Forge is a Python reliability layer for self-hosted LLM tool-calling that lifts an 8B local model to 86.5% on its 26-scenario eval suite via rescue parsing, retry nudges, and VRAM-aware context compaction.
Key Takeaways
Three usage modes: WorkflowRunner for full agentic loops, SlotWorker for multi-agent GPU sharing, and a drop-in OpenAI-compatible proxy that injects guardrails transparently.
Top config is Ministral-3 8B Instruct Q8 on llama-server; scores 86.5% overall and 76% on the hardest advanced_reasoning tier across 26 eval scenarios.
A synthetic respond tool forces the model to stay in tool-calling mode, preventing the text-vs-tool ambiguity that breaks small models; the tool call is stripped before the client sees the response.

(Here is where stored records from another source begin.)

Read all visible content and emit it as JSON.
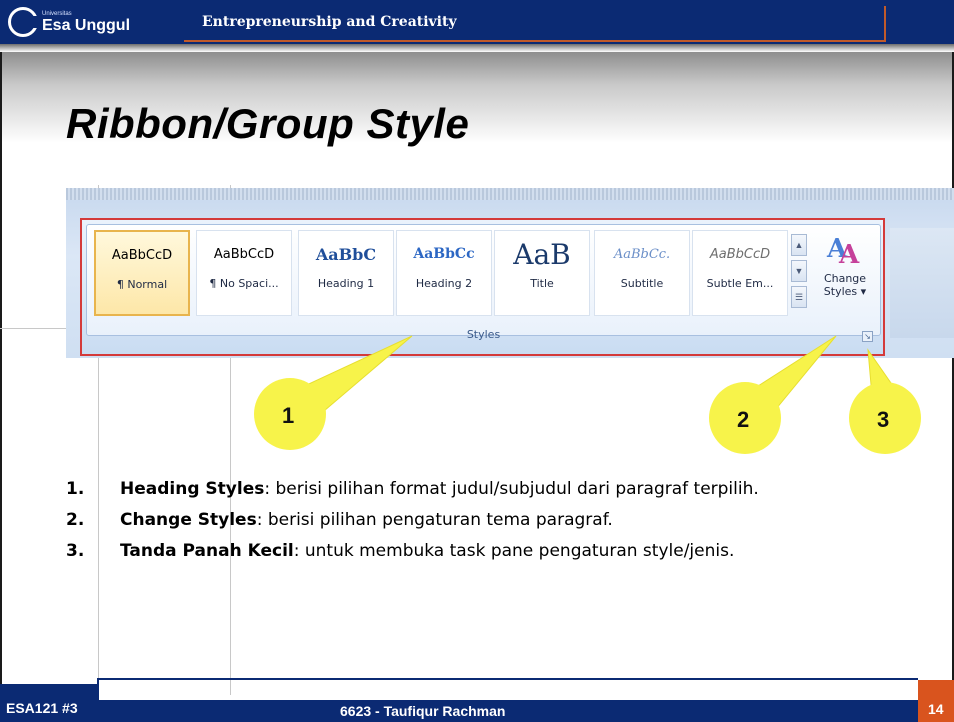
{
  "header": {
    "logo_small": "Universitas",
    "logo_name": "Esa Unggul",
    "course_title": "Entrepreneurship and Creativity"
  },
  "slide": {
    "title": "Ribbon/Group Style"
  },
  "ribbon": {
    "styles": [
      {
        "preview": "AaBbCcD",
        "label": "¶ Normal",
        "selected": true
      },
      {
        "preview": "AaBbCcD",
        "label": "¶ No Spaci...",
        "selected": false
      },
      {
        "preview": "AaBbC",
        "label": "Heading 1",
        "selected": false
      },
      {
        "preview": "AaBbCc",
        "label": "Heading 2",
        "selected": false
      },
      {
        "preview": "AaB",
        "label": "Title",
        "selected": false
      },
      {
        "preview": "AaBbCc.",
        "label": "Subtitle",
        "selected": false
      },
      {
        "preview": "AaBbCcD",
        "label": "Subtle Em...",
        "selected": false
      }
    ],
    "change_styles_line1": "Change",
    "change_styles_line2": "Styles ▾",
    "group_label": "Styles",
    "colors": {
      "border": "#d43a3a",
      "selected_fill": "#fde7a8",
      "heading_blue": "#1f4e9a"
    }
  },
  "callouts": [
    {
      "number": "1"
    },
    {
      "number": "2"
    },
    {
      "number": "3"
    }
  ],
  "list": [
    {
      "num": "1.",
      "term": "Heading Styles",
      "text": ": berisi pilihan format judul/subjudul dari paragraf terpilih."
    },
    {
      "num": "2.",
      "term": "Change Styles",
      "text": ": berisi pilihan pengaturan tema paragraf."
    },
    {
      "num": "3.",
      "term": "Tanda Panah Kecil",
      "text": ": untuk membuka task pane pengaturan style/jenis."
    }
  ],
  "footer": {
    "code": "ESA121 #3",
    "author": "6623 - Taufiqur Rachman",
    "page": "14"
  },
  "theme": {
    "navy": "#0b2a73",
    "orange": "#d9541e",
    "callout_yellow": "#f7f34a"
  }
}
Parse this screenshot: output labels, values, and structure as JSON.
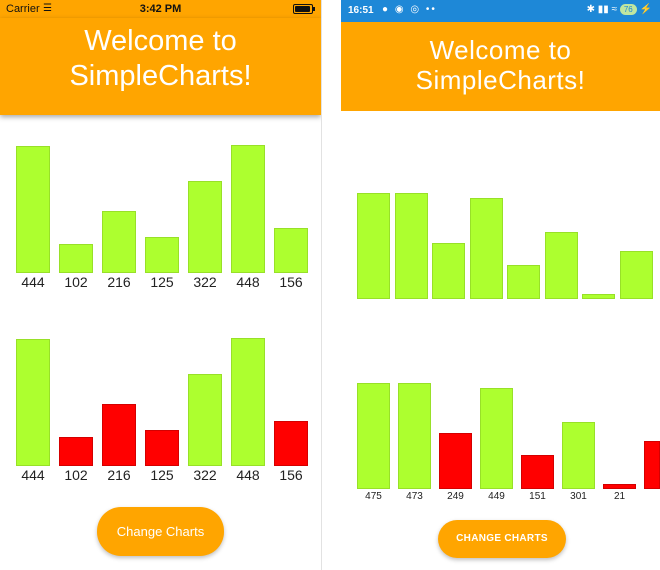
{
  "ios": {
    "status": {
      "carrier": "Carrier",
      "time": "3:42 PM"
    },
    "title": "Welcome to\nSimpleCharts!",
    "chart1": {
      "values": [
        444,
        102,
        216,
        125,
        322,
        448,
        156
      ],
      "labels": [
        "444",
        "102",
        "216",
        "125",
        "322",
        "448",
        "156"
      ],
      "colors": [
        "lime",
        "lime",
        "lime",
        "lime",
        "lime",
        "lime",
        "lime"
      ]
    },
    "chart2": {
      "values": [
        444,
        102,
        216,
        125,
        322,
        448,
        156
      ],
      "labels": [
        "444",
        "102",
        "216",
        "125",
        "322",
        "448",
        "156"
      ],
      "colors": [
        "lime",
        "red",
        "red",
        "red",
        "lime",
        "lime",
        "red"
      ]
    },
    "button_label": "Change Charts"
  },
  "android": {
    "status": {
      "time": "16:51",
      "battery": "76"
    },
    "title": "Welcome to\nSimpleCharts!",
    "chart1": {
      "values": [
        475,
        473,
        249,
        449,
        151,
        301,
        21,
        215
      ],
      "colors": [
        "lime",
        "lime",
        "lime",
        "lime",
        "lime",
        "lime",
        "lime",
        "lime"
      ]
    },
    "chart2": {
      "values": [
        475,
        473,
        249,
        449,
        151,
        301,
        21,
        215
      ],
      "labels": [
        "475",
        "473",
        "249",
        "449",
        "151",
        "301",
        "21"
      ],
      "colors": [
        "lime",
        "lime",
        "red",
        "lime",
        "red",
        "lime",
        "red",
        "red"
      ]
    },
    "button_label": "CHANGE CHARTS"
  },
  "colors": {
    "accent": "#ffa500",
    "bar_positive": "#adff2f",
    "bar_negative": "#ff0000",
    "android_statusbar": "#1e88d7"
  }
}
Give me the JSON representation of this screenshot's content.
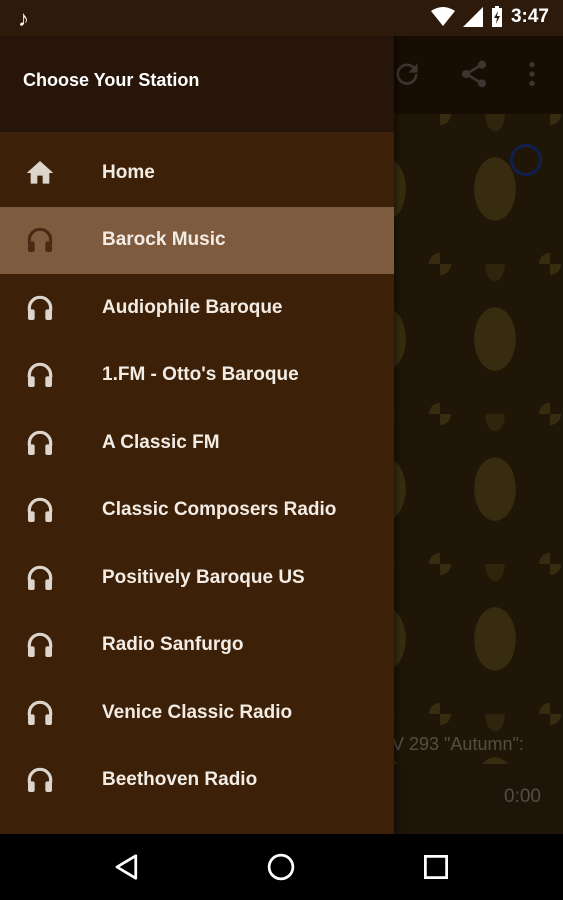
{
  "status_bar": {
    "time": "3:47",
    "icons": [
      "music-note-icon",
      "wifi-icon",
      "signal-icon",
      "battery-charging-icon"
    ]
  },
  "background_app": {
    "toolbar_icons": [
      "refresh-icon",
      "share-icon",
      "more-vert-icon"
    ],
    "track_text": "V 293 \"Autumn\":",
    "time_text": "0:00"
  },
  "drawer": {
    "title": "Choose Your Station",
    "items": [
      {
        "label": "Home",
        "icon": "home-icon",
        "selected": false
      },
      {
        "label": "Barock Music",
        "icon": "headphones-icon",
        "selected": true
      },
      {
        "label": "Audiophile Baroque",
        "icon": "headphones-icon",
        "selected": false
      },
      {
        "label": "1.FM - Otto's Baroque",
        "icon": "headphones-icon",
        "selected": false
      },
      {
        "label": "A Classic FM",
        "icon": "headphones-icon",
        "selected": false
      },
      {
        "label": "Classic Composers Radio",
        "icon": "headphones-icon",
        "selected": false
      },
      {
        "label": "Positively Baroque US",
        "icon": "headphones-icon",
        "selected": false
      },
      {
        "label": "Radio Sanfurgo",
        "icon": "headphones-icon",
        "selected": false
      },
      {
        "label": "Venice Classic Radio",
        "icon": "headphones-icon",
        "selected": false
      },
      {
        "label": "Beethoven Radio",
        "icon": "headphones-icon",
        "selected": false
      }
    ]
  },
  "nav_bar": {
    "buttons": [
      "back-icon",
      "home-circle-icon",
      "recents-icon"
    ]
  },
  "colors": {
    "drawer_bg": "#3c2008",
    "drawer_header_bg": "#261508",
    "selected_item_bg": "#7e5b3e",
    "status_bar_bg": "#2d1a0a"
  }
}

Supports Ollama, llama-server, Llamafile, and Anthropic backends; eval harness includes batch eval, ASCII/HTML/markdown reports, and automatic resume via JSONL output.
Published as a peer-reviewed paper: Zambelli, A. “Forge: A Reliability Layer for Self-Hosted LLM Tool-Calling.” doi:10.1145/3786335.3813193.
Hacker News Comment Review
The backend serving choice has outsized impact: the same Mistral-Nemo 12B weights jump from 7% on llama-server native FC to 83% on Llamafile in prompt-injected mode, suggesting the format pipeline matters more than raw weights.
Commenters with their own harnesses independently confirm that structured execution plans, conversation rewind, and tool-call collapse can reduce token use 2x-10x on constrained tasks, validating Forge’s design direction.
The tool-call ambiguity problem scales up: frontier models (Claude, Codex, Gemini) also misread exit-code-1 grep results as failures rather than empty results, a limitation Forge only partially addresses since it focuses on execution, not model reasoning quality.
Notable Comments
@simonw: Flags that “guardrails” is an overloaded term; here it specifically means validating and rescuing tool calls, not safety filtering.